Looking inside the gaff rigged cutter The Frances, which now comfortably sleeps four on overnight trips to race events, it’s hard to imagine that same hold packed full of market produce or livestock.
The 111-year-old boat was moored at Weiti Boating Club in Arkles Bay early this month as part of St Stephen’s chapel centenary, with the public able to come on board and learn about its history.
From around 1910–1930, the boat was the Shakespear family’s most efficient method of getting produce, including watermelons and pumpkins, from their farm at the end of Whangaparaoa Peninsula to the Auckland markets.
Legend has it that as many as 600 watermelons were transported on a single trip, and that another time, the cargo was 30 sheep. It took three hours for a crew of three to sail her into Auckland and the boat came back with building supplies such as gravel, concrete and timber, on board.
Skipper Iain Valentine knows the boat well, helping care for her and taking her racing on behalf of current owner, the Classic Yacht Charitable Trust.
The boat was built in 1906 and owned by the Shakespear family until 1991, when the Cato family bought and restored her. They then passed the boat into the hands of the Classic Yacht Charitable Trust and normally she is moored at the Auckland Maritime Museum.
New technology for hoisting the rigging saw gaff riggers cease production in 1920 and Iain says that Auckland has one of the largest fleets in the world – around 20 to 25 boats – thanks largely to a kauri hull. “As long as a kauri boat is kept in salt water, it can last more or less forever,” he says.
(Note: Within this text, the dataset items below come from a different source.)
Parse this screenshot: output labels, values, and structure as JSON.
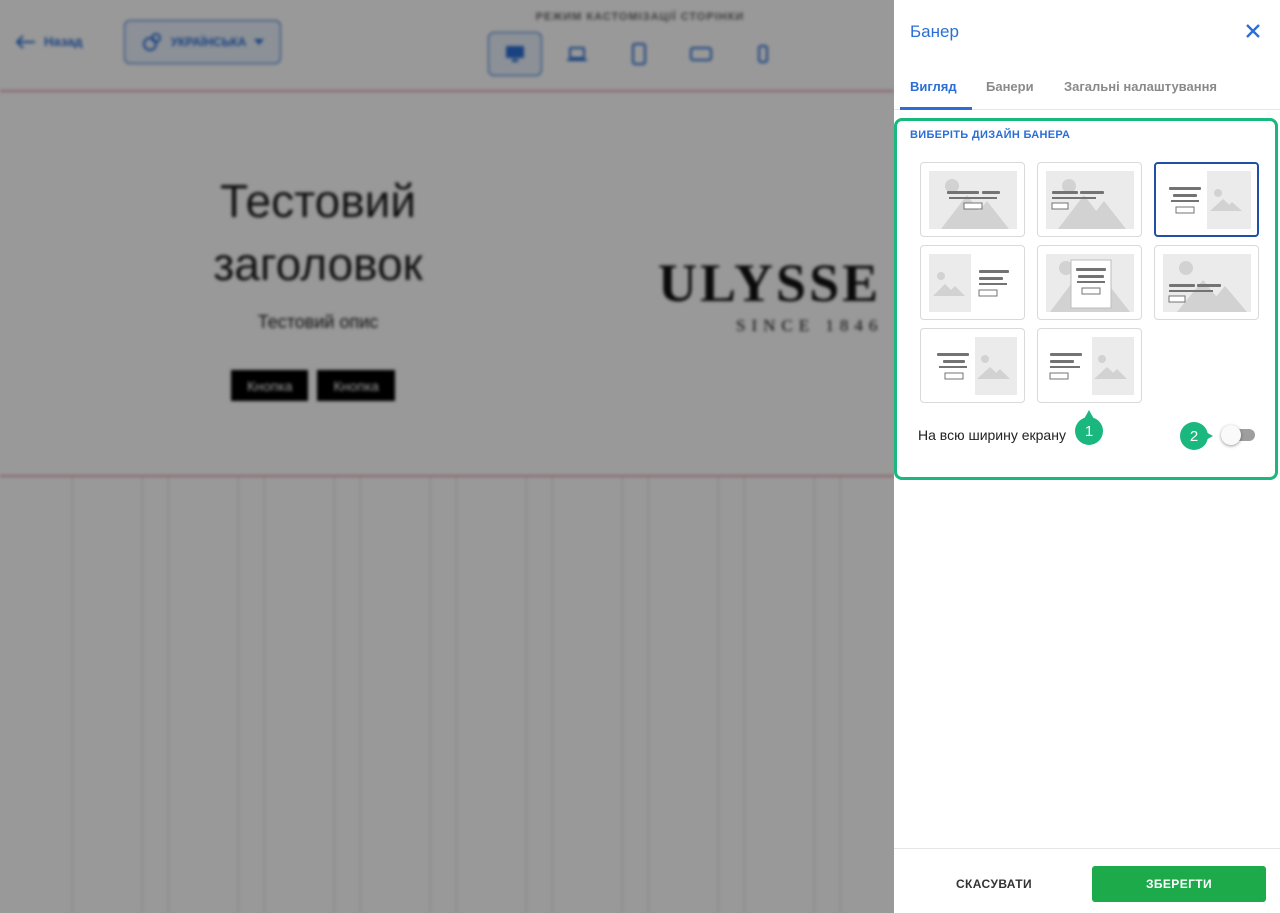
{
  "editor": {
    "back_label": "Назад",
    "language_label": "УКРАЇНСЬКА",
    "mode_label": "РЕЖИМ КАСТОМІЗАЦІЇ СТОРІНКИ",
    "devices": [
      "desktop-icon",
      "laptop-icon",
      "tablet-icon",
      "tablet-landscape-icon",
      "mobile-icon"
    ],
    "banner": {
      "title": "Тестовий заголовок",
      "description": "Тестовий опис",
      "buttons": [
        "Кнопка",
        "Кнопка"
      ],
      "logo_word": "ULYSSE",
      "logo_sub": "SINCE 1846"
    }
  },
  "panel": {
    "title": "Банер",
    "tabs": [
      {
        "label": "Вигляд",
        "active": true
      },
      {
        "label": "Банери",
        "active": false
      },
      {
        "label": "Загальні налаштування",
        "active": false
      }
    ],
    "section_label": "ВИБЕРІТЬ ДИЗАЙН БАНЕРА",
    "designs_count": 8,
    "selected_design_index": 2,
    "full_width_label": "На всю ширину екрану",
    "full_width_enabled": false,
    "markers": [
      "1",
      "2"
    ],
    "cancel_label": "СКАСУВАТИ",
    "save_label": "ЗБЕРЕГТИ"
  },
  "colors": {
    "accent": "#2b6fd6",
    "highlight": "#1ab77f",
    "save": "#1caa4a"
  }
}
The Classic Yacht Charitable Trust has three other gaff rigged cutters as well as The Frances.
This kind of boat is “beamy” and designed for transportation and fishing, not for speed, but today with the addition of a topsail Iain says The Frances races very well and takes part in many classic yacht events.
Skipper Iain Valentine showed locals around the boat when it was moored at Weiti Boating Club as part of St Stephen’s chapel centenary early this month.